In his letter to McCaul, Millan stated the transaction details for the dependent child’s Clear Channel stock also included that of McCaul’s spouse.
“On the 2008 report, the Clear Channel Communications line item cell on the spreadsheet cut off the designation of SP which should have been included,” Millan wrote. “This was a cell format printing error made in our office which had absolutely nothing to do with your providing information to our office.”
In addition to those four accounts, both McCaul’s spouse and dependent child also sold Clear Channel stock in July 2008 via another family partnership, the Linda Mays McCaul Partners. He provided full details in his 2008 report on those sales.
Two private-equity firms purchased Clear Channel Communications in 2008, in a sale that was reported to have offered shareholders $36 per share.
According to his most recent financial disclosure form, which covers the 2009 calendar year, McCaul also indicated his spouse sold or purchased dozens of stocks, but he failed to detail the transactions, including the dates or values of the dealings.
McCaul, who alphabetizes his forms, provides detailed information on transactions involving stocks that begin with the letters A to E.
But McCaul’s form displays no information for more than 60 accounts that appear to have purchases or sales, beginning with Exxon Mobil Corp. and continuing through Western Union Co.
McCaul responded Sunday, stating that the missing information was the result of a clerical error and will be amended.
“According to Millan & Company, This clerical error in no way stemmed from an omission by Congressman McCaul,'” McCaul said in a statement.
The Texas lawmaker, who will rank sixth on Roll Call’s upcoming annual survey of the richest Members of Congress with a minimum net worth of $73.75 million, has seen his fortunes sextuple since he filed his first financial disclosure report, which was for the 2004 calendar year.
But it is unclear whether McCaul’s latest growth spurt of nearly $36 million since 2008 is an impressive uptick in his fortunes or merely a reporting glitch.
On his most recent report, the lawmaker states that Linda McCaul owns a stake in “LLM Partners Ltd., Family Limited Partnership,” which is valued at $25 million to $50 million.
She also reports a stake in “LLM Partners, Ltd., Invest in LLM Family Investments,” valued at $25 million to $50 million.

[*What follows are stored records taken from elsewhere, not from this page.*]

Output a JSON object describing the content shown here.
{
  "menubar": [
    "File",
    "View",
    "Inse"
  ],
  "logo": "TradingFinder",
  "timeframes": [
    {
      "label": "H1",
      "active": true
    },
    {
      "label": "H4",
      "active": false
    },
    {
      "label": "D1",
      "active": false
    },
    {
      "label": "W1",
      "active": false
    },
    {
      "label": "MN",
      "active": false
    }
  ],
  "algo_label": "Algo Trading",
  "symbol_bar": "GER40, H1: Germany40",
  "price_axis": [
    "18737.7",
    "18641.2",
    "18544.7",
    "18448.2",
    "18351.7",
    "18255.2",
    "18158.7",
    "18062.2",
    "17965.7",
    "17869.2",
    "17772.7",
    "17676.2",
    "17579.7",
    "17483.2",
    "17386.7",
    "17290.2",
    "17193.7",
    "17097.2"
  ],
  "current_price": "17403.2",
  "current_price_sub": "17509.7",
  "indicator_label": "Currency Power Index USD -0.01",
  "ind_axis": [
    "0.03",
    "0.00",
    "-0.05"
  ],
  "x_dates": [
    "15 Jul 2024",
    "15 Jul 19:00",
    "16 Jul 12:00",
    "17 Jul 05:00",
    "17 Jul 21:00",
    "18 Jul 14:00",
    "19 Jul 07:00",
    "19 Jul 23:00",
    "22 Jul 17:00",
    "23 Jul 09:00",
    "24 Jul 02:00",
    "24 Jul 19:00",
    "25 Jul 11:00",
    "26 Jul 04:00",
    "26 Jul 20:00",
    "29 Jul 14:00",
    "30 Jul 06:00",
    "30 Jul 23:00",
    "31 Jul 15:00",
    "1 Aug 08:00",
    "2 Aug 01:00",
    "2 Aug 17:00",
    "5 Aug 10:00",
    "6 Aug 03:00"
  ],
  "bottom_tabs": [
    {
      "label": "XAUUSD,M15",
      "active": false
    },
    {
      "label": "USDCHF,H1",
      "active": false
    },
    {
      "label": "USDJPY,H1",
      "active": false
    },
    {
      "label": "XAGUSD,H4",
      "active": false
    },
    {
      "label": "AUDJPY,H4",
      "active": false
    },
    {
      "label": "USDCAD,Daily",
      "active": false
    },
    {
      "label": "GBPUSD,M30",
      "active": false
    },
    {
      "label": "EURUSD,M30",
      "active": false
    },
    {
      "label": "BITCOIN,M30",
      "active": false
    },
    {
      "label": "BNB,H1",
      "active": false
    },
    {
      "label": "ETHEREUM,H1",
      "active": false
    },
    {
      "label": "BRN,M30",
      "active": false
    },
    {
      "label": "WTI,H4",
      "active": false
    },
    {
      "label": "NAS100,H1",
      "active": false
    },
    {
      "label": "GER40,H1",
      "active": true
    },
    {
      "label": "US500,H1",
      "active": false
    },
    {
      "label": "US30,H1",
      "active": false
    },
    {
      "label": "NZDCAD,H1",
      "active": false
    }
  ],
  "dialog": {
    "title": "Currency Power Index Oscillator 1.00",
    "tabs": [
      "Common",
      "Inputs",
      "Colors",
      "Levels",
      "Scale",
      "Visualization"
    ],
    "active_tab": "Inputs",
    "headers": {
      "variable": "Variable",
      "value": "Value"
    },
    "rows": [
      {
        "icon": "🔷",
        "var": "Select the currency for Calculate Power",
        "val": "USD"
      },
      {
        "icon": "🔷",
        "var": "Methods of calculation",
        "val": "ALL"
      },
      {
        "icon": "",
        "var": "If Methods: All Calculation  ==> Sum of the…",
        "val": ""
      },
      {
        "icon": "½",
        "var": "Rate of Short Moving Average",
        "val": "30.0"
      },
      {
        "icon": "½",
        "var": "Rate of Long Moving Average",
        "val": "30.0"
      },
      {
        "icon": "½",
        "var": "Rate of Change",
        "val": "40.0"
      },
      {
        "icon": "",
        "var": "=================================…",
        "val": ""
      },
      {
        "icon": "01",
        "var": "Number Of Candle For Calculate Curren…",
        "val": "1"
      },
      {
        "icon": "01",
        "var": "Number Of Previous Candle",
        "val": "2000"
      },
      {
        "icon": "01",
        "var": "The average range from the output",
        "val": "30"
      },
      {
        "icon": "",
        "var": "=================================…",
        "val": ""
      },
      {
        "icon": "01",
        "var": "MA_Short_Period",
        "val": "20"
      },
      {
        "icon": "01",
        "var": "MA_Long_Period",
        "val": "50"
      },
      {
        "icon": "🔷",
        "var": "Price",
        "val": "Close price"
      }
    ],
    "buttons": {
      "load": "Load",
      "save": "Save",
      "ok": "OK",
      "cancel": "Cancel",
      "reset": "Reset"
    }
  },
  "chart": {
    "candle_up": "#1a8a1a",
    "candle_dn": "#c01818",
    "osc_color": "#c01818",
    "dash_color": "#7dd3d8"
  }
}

But in his 2008 financial disclosure report, McCaul reported both of these assets under a single entity, which was valued at $25 million to $50 million.
Although it is possible the accounts were worth as much as $50 million in the previous year, Roll Call considers only the minimum value of each reported asset, or $25 million for its 2008 calendar year tally.
Because McCaul now reports the accounts as separate assets, he receives twice the credit — boosting his total by
$25 million with a single account.
Roll Call calculates each Member’s minimum net worth by adding the minimum value of each asset and subtracting the minimum liabilities reported.